Success rates were higher with FES than with an AFO, especially after adjustment for individual leg muscle strength. Participants with relatively low muscle strength (Motricity Index score <64) were most likely to benefit from FES regarding obstacle avoidance ability.

LIMITATION

Further work is needed to determine whether the results may be generalized to other groups of people with stroke.

CONCLUSIONS

Peroneal FES seems to be superior to an AFO with regard to obstacle avoidance ability in community-dwelling people with stroke. The observed gains in obstacle avoidance ability appear to be clinically most relevant in the people with relatively low leg muscle strength.
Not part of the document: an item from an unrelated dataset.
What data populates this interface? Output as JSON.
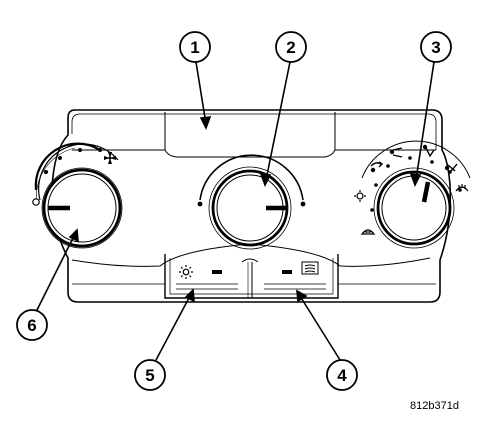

Compression-caused peroneal neuropathy: commentary from a biopsychologist

Compression is the most common cause of damage to the fibular head, the site of most peroneal nerve injuries which cause foot drop. Compression injuries can be caused by prolonged immobility and habitual leg-crossing. A review of the literature does not reveal the existence of a nationwide study that investigates the prevalence of compression-caused foot drop, nor does the literature contain encouragement to arrange medical practices to prevent its occurrence (e.g., soft substrates for sitting, frequent reminders for the patient to uncross the legs). Treatments for foot drop do not appear to be strongly scientifically based and they do not incorporate the use of sensory integration, specifically use of the visual sense, during rehabilitation. Finally, compression-caused foot drop may be preventable, a conclusion that could ultimately have important implications in the context of Medicare and Medicaid reimbursement.
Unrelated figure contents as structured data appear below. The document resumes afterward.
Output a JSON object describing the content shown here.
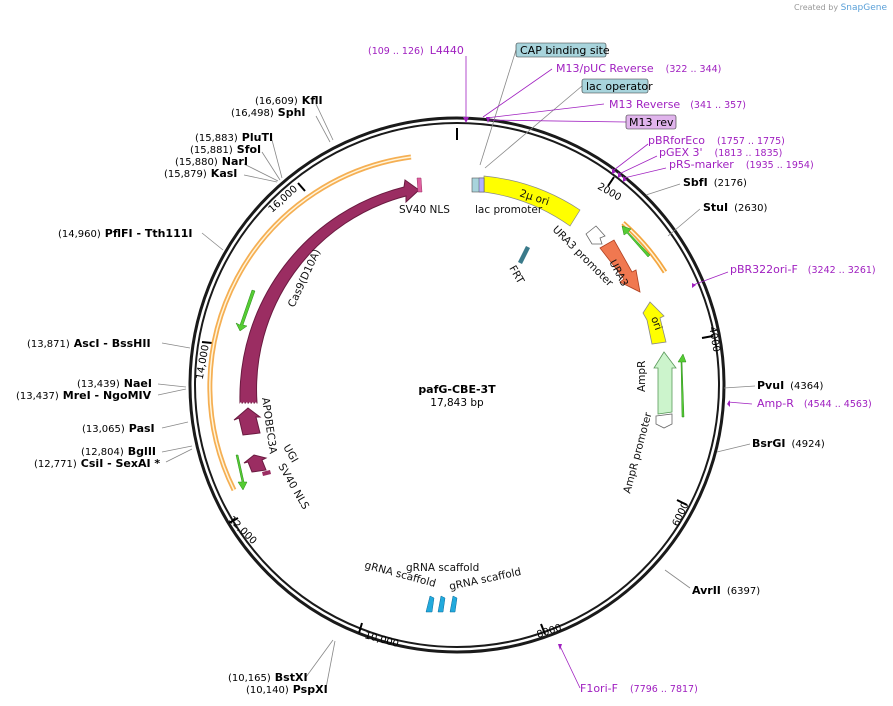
{
  "credit": {
    "prefix": "Created by",
    "brand": "SnapGene"
  },
  "plasmid": {
    "name": "pafG-CBE-3T",
    "length": "17,843 bp"
  },
  "sites_left": [
    {
      "pos": "(16,609)",
      "name": "KflI"
    },
    {
      "pos": "(16,498)",
      "name": "SphI"
    },
    {
      "pos": "(15,883)",
      "name": "PluTI"
    },
    {
      "pos": "(15,881)",
      "name": "SfoI"
    },
    {
      "pos": "(15,880)",
      "name": "NarI"
    },
    {
      "pos": "(15,879)",
      "name": "KasI"
    },
    {
      "pos": "(14,960)",
      "name": "PflFI  - Tth111I"
    },
    {
      "pos": "(13,871)",
      "name": "AscI  - BssHII"
    },
    {
      "pos": "(13,439)",
      "name": "NaeI"
    },
    {
      "pos": "(13,437)",
      "name": "MreI  - NgoMIV"
    },
    {
      "pos": "(13,065)",
      "name": "PasI"
    },
    {
      "pos": "(12,804)",
      "name": "BglII"
    },
    {
      "pos": "(12,771)",
      "name": "CsiI  - SexAI  *"
    },
    {
      "pos": "(10,165)",
      "name": "BstXI"
    },
    {
      "pos": "(10,140)",
      "name": "PspXI"
    }
  ],
  "sites_right": [
    {
      "name": "SbfI",
      "pos": "(2176)"
    },
    {
      "name": "StuI",
      "pos": "(2630)"
    },
    {
      "name": "PvuI",
      "pos": "(4364)"
    },
    {
      "name": "BsrGI",
      "pos": "(4924)"
    },
    {
      "name": "AvrII",
      "pos": "(6397)"
    }
  ],
  "primers": [
    {
      "name": "L4440",
      "pos": "(109 .. 126)"
    },
    {
      "name": "M13/pUC Reverse",
      "pos": "(322 .. 344)"
    },
    {
      "name": "M13 Reverse",
      "pos": "(341 .. 357)"
    },
    {
      "name": "pBRforEco",
      "pos": "(1757 .. 1775)"
    },
    {
      "name": "pGEX 3'",
      "pos": "(1813 .. 1835)"
    },
    {
      "name": "pRS-marker",
      "pos": "(1935 .. 1954)"
    },
    {
      "name": "pBR322ori-F",
      "pos": "(3242 .. 3261)"
    },
    {
      "name": "Amp-R",
      "pos": "(4544 .. 4563)"
    },
    {
      "name": "F1ori-F",
      "pos": "(7796 .. 7817)"
    }
  ],
  "boxes": [
    {
      "name": "CAP binding site",
      "color": "#a8d4dc"
    },
    {
      "name": "lac operator",
      "color": "#a8d4dc"
    },
    {
      "name": "M13 rev",
      "color": "#e0b4ec"
    }
  ],
  "features": {
    "two_micron_ori": "2μ ori",
    "lac_promoter": "lac promoter",
    "ura3_promoter": "URA3 promoter",
    "ura3": "URA3",
    "frt": "FRT",
    "ori": "ori",
    "ampr": "AmpR",
    "ampr_promoter": "AmpR promoter",
    "sv40_nls_top": "SV40 NLS",
    "cas9": "Cas9(D10A)",
    "apobec3a": "APOBEC3A",
    "ugi": "UGI",
    "sv40_nls_bottom": "SV40 NLS",
    "grna1": "gRNA scaffold",
    "grna2": "gRNA scaffold",
    "grna3": "gRNA scaffold"
  },
  "ticks": [
    "2000",
    "4000",
    "6000",
    "8000",
    "10,000",
    "12,000",
    "14,000",
    "16,000"
  ],
  "colors": {
    "backbone": "#1a1a1a",
    "primer": "#a020c0",
    "cas9": "#9b2d62",
    "ura3": "#f07850",
    "ori": "#ffff00",
    "ampr": "#ccf4cc",
    "frt": "#3a7a8a",
    "grna": "#22aadd",
    "orange_arc": "#f4a640",
    "green_arrow": "#55cc33"
  }
}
Gait in individuals with chronic hemiparesis: one-year follow-up of the effects of a neuroprosthesis that ameliorates foot drop

PURPOSE

Foot drop is a common cause of gait impairment in individuals with hemiparesis. The objective of this study was to determine the short-term and long-term effects on functional gait of a neuroprosthesis that provides functional electrical stimulation (FES) to correct footdrop.

METHODS

Sixteen individuals (mean age, 55.0 +/- 14.6 years) with chronic hemiparesis (mean years since insult, 5.3 +/- 4.8) were assessed immediately before receiving the neuroprosthesis and two months and one year after using the device. Both follow-up assessments were conducted with FES operating; the one-year follow-up also assessed gait without FES. Outcome measures were gait velocity on an even surface during a 10-m walk, during a six-minute walk, over obstacles, and over a carpet. Foot switches used during the six-minute walk determined stance time, stride time variability, and gait asymmetry. The effect of time and the one-year carryover effect on gait without FES were determined, with significance set at P = 0.05.

RESULTS

The neuroprosthesis had a significant short-term and long-term effect on most measured variables. Thus, mean 10-m walk gait velocity improved in two months from 0.67 m/sec to 0.86 m/sec and continued to increase to 1.06 m/sec by the one-year assessment. A carryover effect on gait velocity and stance time without FES were also noted. The 10-m gait velocity without the neuroprosthesis increased by 23.8% by the one-year follow-up assessment.

CONCLUSIONS

The neuroprosthesis appears to improve gait performance, and gains were further enhanced over time and carried over to gait even without FES. These results suggest orthotic and therapeutic effects on footdrop after prolonged use of the neuroprosthesis.